|Image credit: Anna and Elena Balbusso|
The story is set in the Russia-like fantasy land of Ravka, in a small town where there is never enough food to eat and girls go missing. No one knows if it is an evil spirit, a witch, or something else entirely, but Nadya has her suspicions. One night she strays from her home and comes across a secret in the woods that she had never expected.

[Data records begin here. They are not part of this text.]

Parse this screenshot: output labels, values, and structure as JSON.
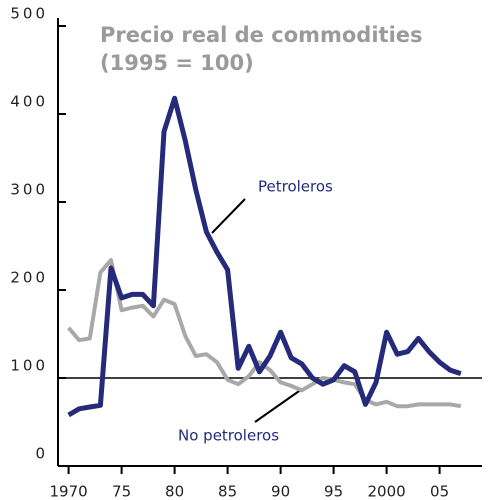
{
  "chart_data": {
    "type": "line",
    "title": [
      "Precio real de commodities",
      "(1995 = 100)"
    ],
    "x": [
      1970,
      1971,
      1972,
      1973,
      1974,
      1975,
      1976,
      1977,
      1978,
      1979,
      1980,
      1981,
      1982,
      1983,
      1984,
      1985,
      1986,
      1987,
      1988,
      1989,
      1990,
      1991,
      1992,
      1993,
      1994,
      1995,
      1996,
      1997,
      1998,
      1999,
      2000,
      2001,
      2002,
      2003,
      2004,
      2005,
      2006,
      2007
    ],
    "series": [
      {
        "name": "Petroleros",
        "color": "#262a7a",
        "values": [
          58,
          65,
          67,
          69,
          225,
          191,
          195,
          195,
          182,
          380,
          418,
          370,
          314,
          266,
          243,
          223,
          111,
          136,
          107,
          125,
          152,
          123,
          116,
          100,
          93,
          98,
          114,
          107,
          70,
          95,
          152,
          127,
          130,
          145,
          130,
          118,
          109,
          105
        ]
      },
      {
        "name": "No petroleros",
        "color": "#a8a8a8",
        "values": [
          157,
          143,
          145,
          220,
          234,
          177,
          180,
          182,
          170,
          189,
          184,
          148,
          125,
          127,
          118,
          98,
          93,
          102,
          118,
          109,
          95,
          91,
          86,
          93,
          100,
          98,
          95,
          93,
          75,
          70,
          73,
          68,
          68,
          70,
          70,
          70,
          70,
          68
        ]
      }
    ],
    "reference_line": 100,
    "xlim": [
      1969,
      2009
    ],
    "xticks": [
      1970,
      {
        "value": 1975,
        "label": "75"
      },
      {
        "value": 1980,
        "label": "80"
      },
      {
        "value": 1985,
        "label": "85"
      },
      {
        "value": 1990,
        "label": "90"
      },
      {
        "value": 1995,
        "label": "95"
      },
      2000,
      {
        "value": 2005,
        "label": "05"
      }
    ],
    "ylim": [
      0,
      500
    ],
    "yticks": [
      0,
      100,
      200,
      300,
      400,
      500
    ]
  }
}
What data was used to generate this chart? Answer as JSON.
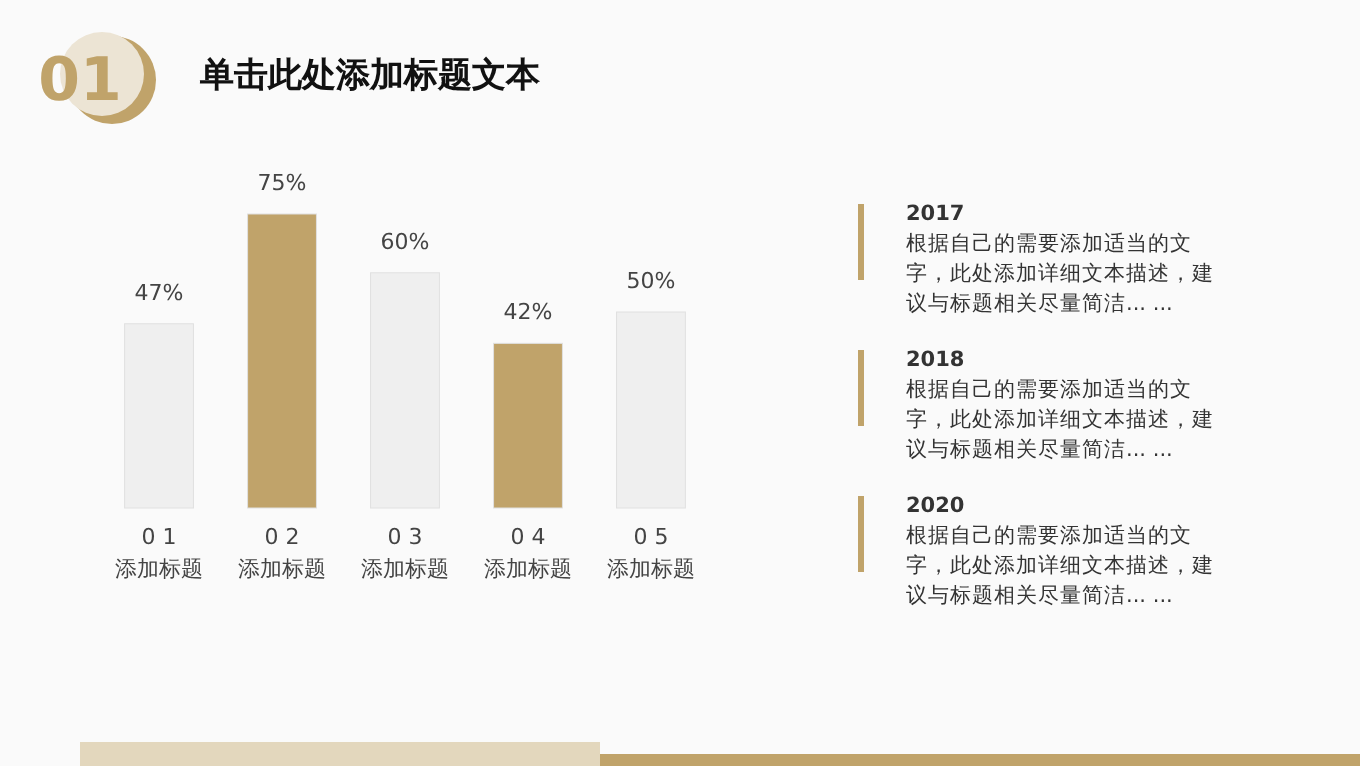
{
  "chart_data": {
    "type": "bar",
    "title": "单击此处添加标题文本",
    "categories": [
      "0 1\n添加标题",
      "0 2\n添加标题",
      "0 3\n添加标题",
      "0 4\n添加标题",
      "0 5\n添加标题"
    ],
    "values": [
      47,
      75,
      60,
      42,
      50
    ],
    "colors": [
      "#efefef",
      "#c0a36a",
      "#efefef",
      "#c0a36a",
      "#efefef"
    ],
    "value_labels": [
      "47%",
      "75%",
      "60%",
      "42%",
      "50%"
    ],
    "annotations": [
      "01",
      "2017",
      "根据自己的需要添加适当的文字，此处添加详细文本描述，建议与标题相关尽量简洁... ...",
      "2018",
      "根据自己的需要添加适当的文字，此处添加详细文本描述，建议与标题相关尽量简洁... ...",
      "2020",
      "根据自己的需要添加适当的文字，此处添加详细文本描述，建议与标题相关尽量简洁... ..."
    ]
  }
}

"The Witch of Duva" had many elements that I love in a story. I loved the element of folklore, creating a sort of culture or mythology for this fantasy world. I also really enjoyed Bardugo's lush descriptions of delicious food. When I had the chance to hear her speak at the Provo Library during the Fierce Reads tour this summer, she mentioned that she loved writing about food in Shadow and Bone, and this is clear in "The Witch of Duva" as well. Despite eating a full (and rather unhealthy) dinner tonight, my stomach is rumbling from the descriptions of meat in creamy sauces and fragrant pastries baking on the oven. The final element that really drew me in is the aspect of a dark fantasy -- it isn't horror, exactly, but there is a creepy element tinged with the supernatural that makes this story haunting and a little eerie.
Leigh Bardugo's imagery is vivid and at times disturbing throughout the story as the characters deal with the horrors of hunger and abuse. The powerful images will definitely make this story difficult to forget. In addition, the story has a startling plot twist that I couldn't see coming at all. It is always more enjoyable for me to be surprised instead of having everything figured out.
If you enjoyed Leigh Bardugo's writing and/or the fantasy world she created in Shadow and Bone, you won't want to miss "The Witch of Duva," which is available free online. In addition, if you like folklore (albeit imaginary folklore), dark fantasy, or really good food descriptions, you should definitely check this one out.